What we do know is that there is a complex economy of refugee transportation (an industry worth billions of dollars); so who is financing it, streamlining it? Where are the European intelligence services to explore this dark netherworld? The fact that refugees are in a desperate situation in no way excludes the possibility that their flow is part of a well-planned project.

Where the book fails is Zizek’s belief that migratory flows will stop once the situation in the refugees’ home countries improves. What the writer forgers is that people don’t always move exclusively away from something. Sometimes, what they are moving towards is equally or more important to them. 

More on this later.

Sixteenth-century SJWs

From an email sent out by my professional organization:

This edited volume will focus on issues of social justice in theatrical works of Golden Age Spain.

In case you don’t know, Golden Age Spain is 16th and 17th centuries.

Parental Guilt 

Pediatricians have this annoying questionnaire they give you during the regular wellness checkups that seems designed to prey on parents’ insecurities.

Does she talk?

Does she walk?

Does she stand up unassisted?

And my favorite: does  she feed herself with a spoon?

Has anybody even seen a little freak who feeds herself with a spoon at 9 months? [Of course, with my luck somebody will be reading this whose baby fed herself with a spoon at 3 months of age, and the post will make them angry. Be honest, though, do you believe it’s to be expected that such small children know how to use a spoon?]

After answering “no, no, she does not, no, she can’t do that, no” and trying to make oneself feel better with a pathetic little joke [“No, she doesn’t drink from a sippy cup. We only have one and I’m using it”], the chastened parent grabs the baby who has already disappointed the world by not having sat for the bar exam before turning 1 year old and crawls away. 

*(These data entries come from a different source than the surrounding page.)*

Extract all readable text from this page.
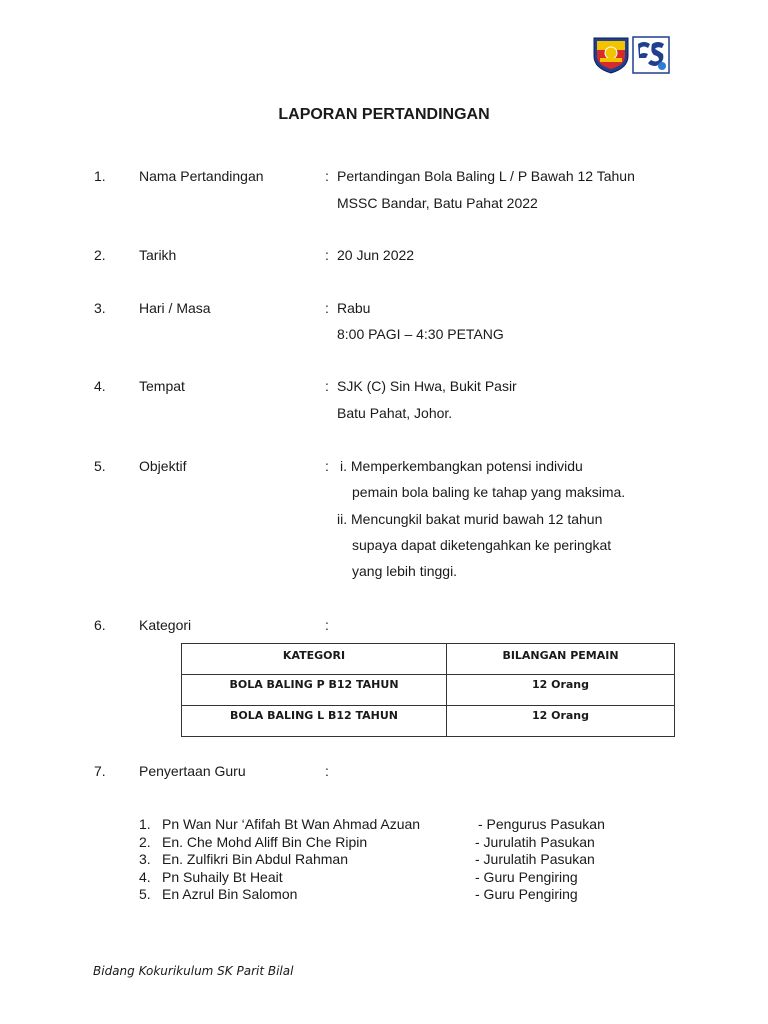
LAPORAN PERTANDINGAN
1. Nama Pertandingan	: Pertandingan Bola Baling L / P Bawah 12 Tahun
MSSC Bandar, Batu Pahat 2022
2. Tarikh	: 20 Jun 2022
3. Hari / Masa	: Rabu
8:00 PAGI – 4:30 PETANG
4. Tempat	: SJK (C) Sin Hwa, Bukit Pasir
Batu Pahat, Johor.
5. Objektif	: i. Memperkembangkan potensi individu
pemain bola baling ke tahap yang maksima.
ii. Mencungkil bakat murid bawah 12 tahun
supaya dapat diketengahkan ke peringkat
yang lebih tinggi.
6. Kategori	:
KATEGORI	BILANGAN PEMAIN
BOLA BALING P B12 TAHUN	12 Orang
BOLA BALING L B12 TAHUN	12 Orang
7. Penyertaan Guru	:
1. Pn Wan Nur ‘Afifah Bt Wan Ahmad Azuan	- Pengurus Pasukan
2. En. Che Mohd Aliff Bin Che Ripin	- Jurulatih Pasukan
3. En. Zulfikri Bin Abdul Rahman	- Jurulatih Pasukan
4. Pn Suhaily Bt Heait	- Guru Pengiring
5. En Azrul Bin Salomon	- Guru Pengiring
Bidang Kokurikulum SK Parit Bilal
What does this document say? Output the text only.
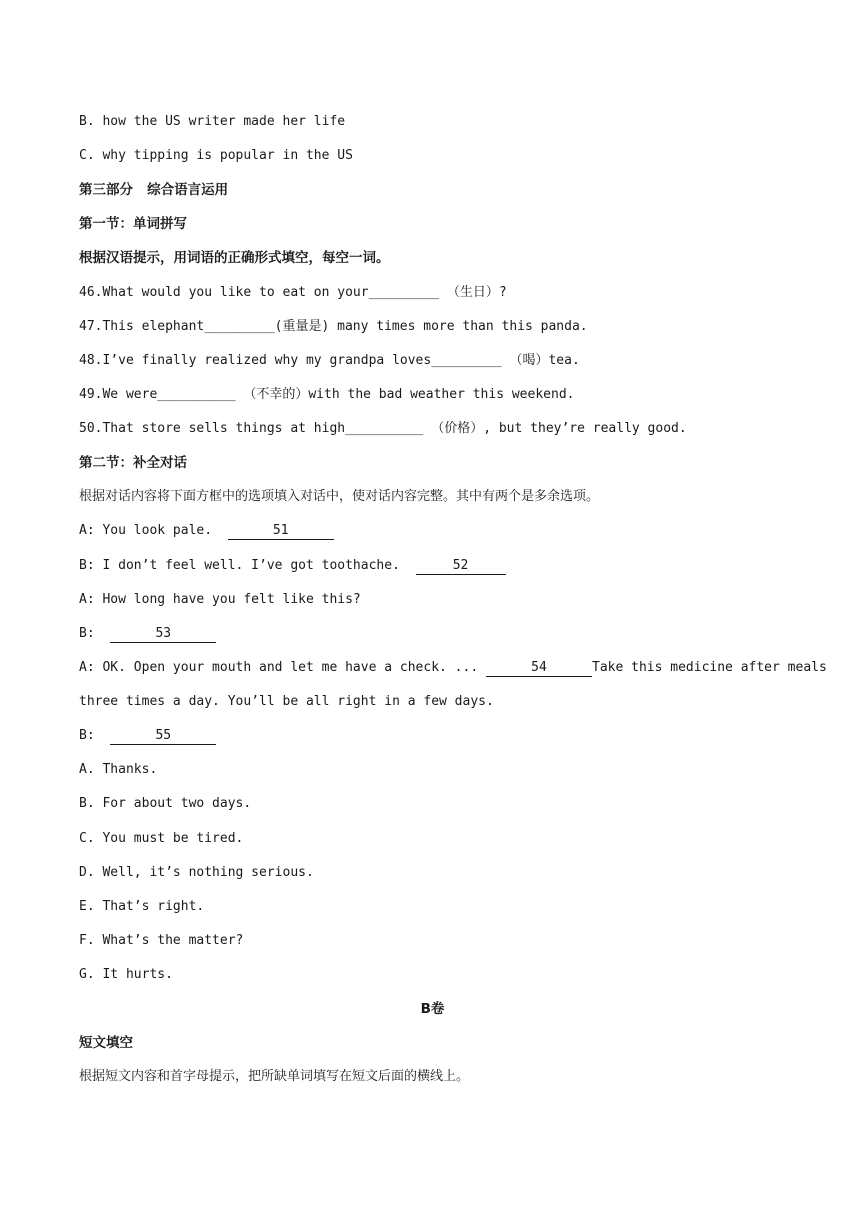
B. how the US writer made her life
C. why tipping is popular in the US
第三部分   综合语言运用
第一节：单词拼写
根据汉语提示，用词语的正确形式填空，每空一词。
46.What would you like to eat on your_________ （生日）?
47.This elephant_________(重量是) many times more than this panda.
48.I’ve finally realized why my grandpa loves_________ （喝）tea.
49.We were__________ （不幸的）with the bad weather this weekend.
50.That store sells things at high__________ （价格）, but they’re really good.
第二节：补全对话
根据对话内容将下面方框中的选项填入对话中，使对话内容完整。其中有两个是多余选项。
A: You look pale.	51
B: I don’t feel well. I’ve got toothache.	52
A: How long have you felt like this?
B:	53
A: OK. Open your mouth and let me have a check. ...	54	Take this medicine after meals
three times a day. You’ll be all right in a few days.
B:	55
A. Thanks.
B. For about two days.
C. You must be tired.
D. Well, it’s nothing serious.
E. That’s right.
F. What’s the matter?
G. It hurts.
B卷
短文填空
根据短文内容和首字母提示，把所缺单词填写在短文后面的横线上。
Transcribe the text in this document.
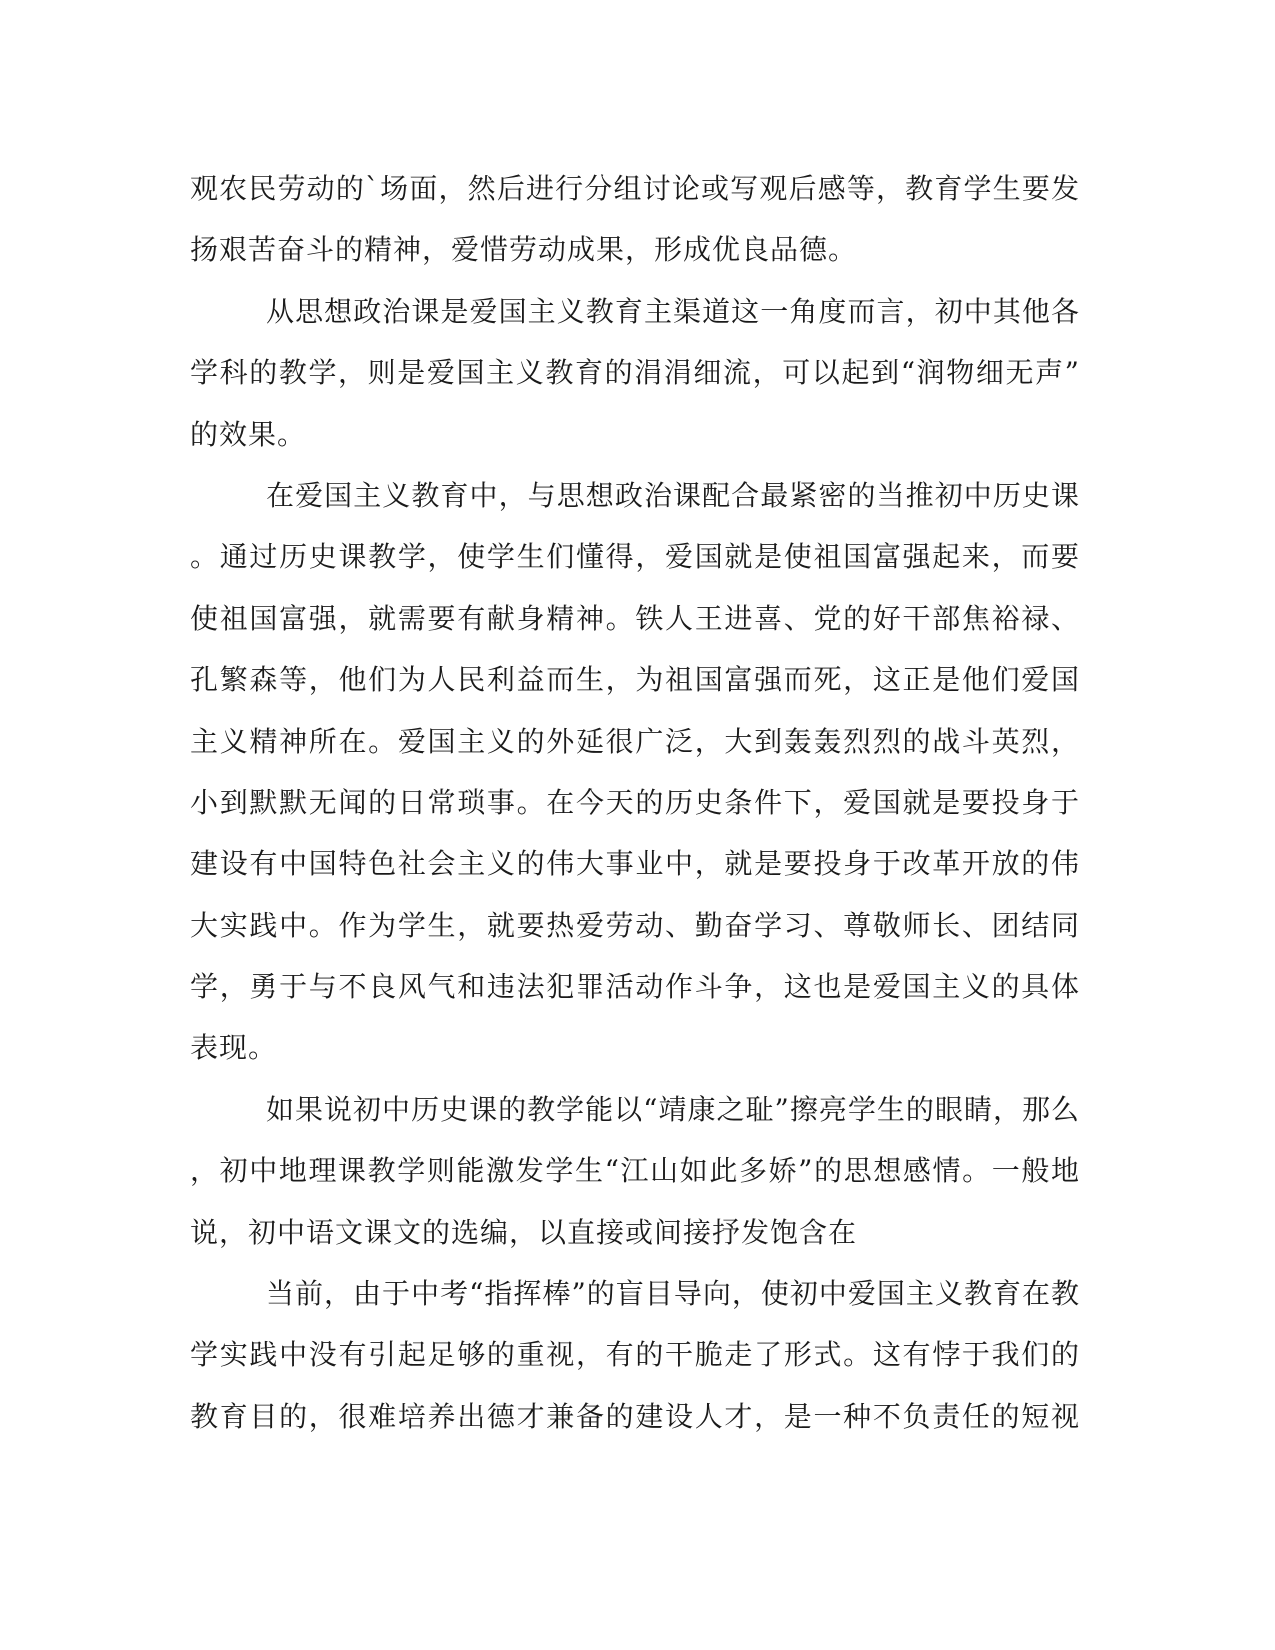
观农民劳动的`场面，然后进行分组讨论或写观后感等，教育学生要发
扬艰苦奋斗的精神，爱惜劳动成果，形成优良品德。
从思想政治课是爱国主义教育主渠道这一角度而言，初中其他各
学科的教学，则是爱国主义教育的涓涓细流，可以起到“润物细无声”
的效果。
在爱国主义教育中，与思想政治课配合最紧密的当推初中历史课
。通过历史课教学，使学生们懂得，爱国就是使祖国富强起来，而要
使祖国富强，就需要有献身精神。铁人王进喜、党的好干部焦裕禄、
孔繁森等，他们为人民利益而生，为祖国富强而死，这正是他们爱国
主义精神所在。爱国主义的外延很广泛，大到轰轰烈烈的战斗英烈，
小到默默无闻的日常琐事。在今天的历史条件下，爱国就是要投身于
建设有中国特色社会主义的伟大事业中，就是要投身于改革开放的伟
大实践中。作为学生，就要热爱劳动、勤奋学习、尊敬师长、团结同
学，勇于与不良风气和违法犯罪活动作斗争，这也是爱国主义的具体
表现。
如果说初中历史课的教学能以“靖康之耻”擦亮学生的眼睛，那么
，初中地理课教学则能激发学生“江山如此多娇”的思想感情。一般地
说，初中语文课文的选编，以直接或间接抒发饱含在
当前，由于中考“指挥棒”的盲目导向，使初中爱国主义教育在教
学实践中没有引起足够的重视，有的干脆走了形式。这有悖于我们的
教育目的，很难培养出德才兼备的建设人才，是一种不负责任的短视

My Klara just learned to clap her hands, by the way. And it feels a lot more age-appropriate than conducting conversations while standing unassisted and eating with a spoon.

Trash Watching

While I work on my book in my office, I watch Russian trash TV . The TV show I’m watching is opened in a window that sits alongside the window with the text of the book. I’m very lucky that our Russian program closed down 10 years ago because now nobody can understand the language and guess that I’m watching the equivalent of the American Maury show.

Hungry Typo

It must be because I forgot to have breakfast that instead of the word “stakeholders” I twice wrote “steakholders.”